Playbook: “The White House’s budget is especially irrelevant this year. In most years it’s treated with an eye roll. But this year, the president just signed a two-year spending framework into law.”
White House budget chief Mick Mulvaney told CBS News that the two-year budget bill — passed by Congress and signed into law by President Trump — is a “very dangerous idea” and explodes the deficit.
He added he would “probably not” have voted for it as a congressman.
Stan Collender: “In fact, also forget about even projecting a balanced budget 10 years from now as Congress and the White House like to do. A $1 trillion deficit in a total budget of about $4.5 trillion means that spending would have to be cut by more than 22 percent to get to balance. But with interest on the debt and military spending at about $1.3 trillion and not going to be reduced, the amount available to cut drops to $3.2 trillion and the percentage reduction increases to more than 30 percent.
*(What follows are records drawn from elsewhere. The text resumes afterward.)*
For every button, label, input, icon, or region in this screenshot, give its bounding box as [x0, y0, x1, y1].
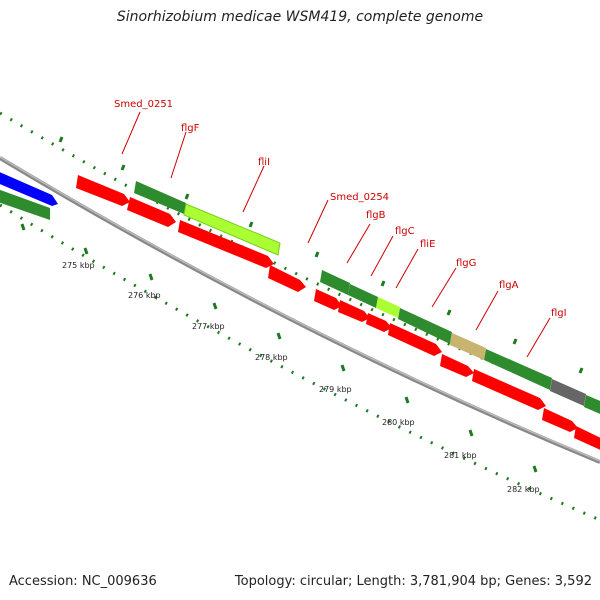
gene-label: flgF — [181, 123, 200, 134]
gene-red — [440, 354, 474, 377]
outer-major-ticks — [58, 136, 584, 374]
inner-major-ticks — [20, 223, 538, 473]
gene-green — [484, 349, 552, 390]
gene-red — [338, 300, 370, 322]
scale-label: 275 kbp — [62, 261, 95, 270]
gene-green — [320, 270, 350, 295]
gene-gray — [550, 379, 586, 406]
scale-label: 276 kbp — [128, 291, 161, 300]
gene-label: flgC — [395, 226, 415, 237]
gene-blue — [0, 172, 58, 206]
gene-lightgreen — [376, 297, 400, 318]
gene-green-left — [0, 189, 50, 220]
scale-label: 282 kbp — [507, 485, 540, 494]
gene-red — [127, 197, 176, 227]
backbone-line — [0, 156, 600, 464]
gene-label: Smed_0251 — [114, 99, 173, 110]
gene-red — [178, 220, 274, 268]
gene-red — [76, 175, 130, 206]
label-leaders — [121, 111, 551, 358]
gene-tan — [450, 333, 486, 360]
gene-lightgreen-flii — [183, 203, 281, 256]
gene-red — [388, 323, 442, 356]
gene-label: fliE — [420, 239, 435, 250]
gene-red — [574, 426, 600, 450]
gene-red — [268, 265, 306, 292]
gene-label: fliI — [258, 157, 270, 168]
map-title: Sinorhizobium medicae WSM419, complete g… — [116, 9, 484, 25]
gene-red — [314, 289, 342, 310]
gene-labels: Smed_0251 flgF fliI Smed_0254 flgB flgC … — [114, 99, 567, 319]
backbone-line-inner — [0, 156, 600, 462]
scale-label: 278 kbp — [255, 353, 288, 362]
gene-red — [542, 408, 578, 432]
gene-green-flgf — [134, 181, 186, 214]
gene-features — [0, 172, 600, 450]
scale-label: 279 kbp — [319, 385, 352, 394]
gene-label: flgG — [456, 258, 476, 269]
genome-stats-text: Topology: circular; Length: 3,781,904 bp… — [234, 574, 592, 589]
gene-green — [584, 395, 600, 414]
scale-label: 280 kbp — [382, 418, 415, 427]
gene-label: Smed_0254 — [330, 192, 389, 203]
accession-text: Accession: NC_009636 — [9, 574, 157, 589]
scale-label: 281 kbp — [444, 451, 477, 460]
gene-green — [398, 308, 452, 344]
gene-label: flgA — [499, 280, 519, 291]
gene-red — [472, 369, 546, 410]
gene-label: flgB — [366, 210, 386, 221]
scale-labels: 275 kbp 276 kbp 277 kbp 278 kbp 279 kbp … — [62, 261, 540, 494]
scale-label: 277 kbp — [192, 322, 225, 331]
gene-red — [366, 313, 392, 332]
gene-green — [348, 284, 378, 308]
gene-label: flgI — [551, 308, 567, 319]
Economic growth, which is already projected to be high, isn’t going to make up the difference.”
“A balanced budget isn’t going to be possible and any pretense that it is will be dropped.”
Associated Press: “Administration officials have downplayed the risk of simultaneously slashing taxes and boosting spending, arguing that the result will be faster growth that will then shrink the debt. But the higher deficits would come just as the Federal Reserve is on course to continue — and perhaps accelerate — the pace of its short-term rate hikes. The Fed’s rate increases will likely lead, in time, to higher borrowing rates for consumers and businesses and likely slow economic growth.”
“The market’s plunge over the past week was initially ignited by fears of higher inflation and interest rates. But investors have also had to consider a new threat: A two-year government funding deal that would add about $300 billion to budget deficits from higher spending. The Fed might have to respond by raising rates more aggressively to counter the stimulative effect of the spending increases.”
“The reason I’m here tonight is to put people on the spot. I want people to feel uncomfortable. I want them to have to answer people at home who said, ‘How come you were against President Obama’s deficits and then how come you’re for Republican deficits?'”
— Sen. Rand Paul (R-KY), quoted by the New York Times.
“The House of Representatives approved a major budget deal early Friday morning, ending a brief government shutdown overnight and sending the measure to the President for his signature,” CNN reports.
“The House vote was 240-186. The GOP-controlled chamber needed help from House Democrats to clear the bill. The Senate approved the measure earlier on Friday morning.”
“A government shutdown will begin at midnight. The Senate has recessed until 12:01 a.m. without passing a spending bill,” the Washington Post reports.
“The Senate planned to vote early Friday morning on a spending bill that would pour billions of dollars into the military and domestic programs while keeping the government operating.”
“The fate of the bill was uncertain in the House, where conservatives balked at adding billions to the nation’s debt and liberals demanded action on protecting young undocumented immigrants from deportation.”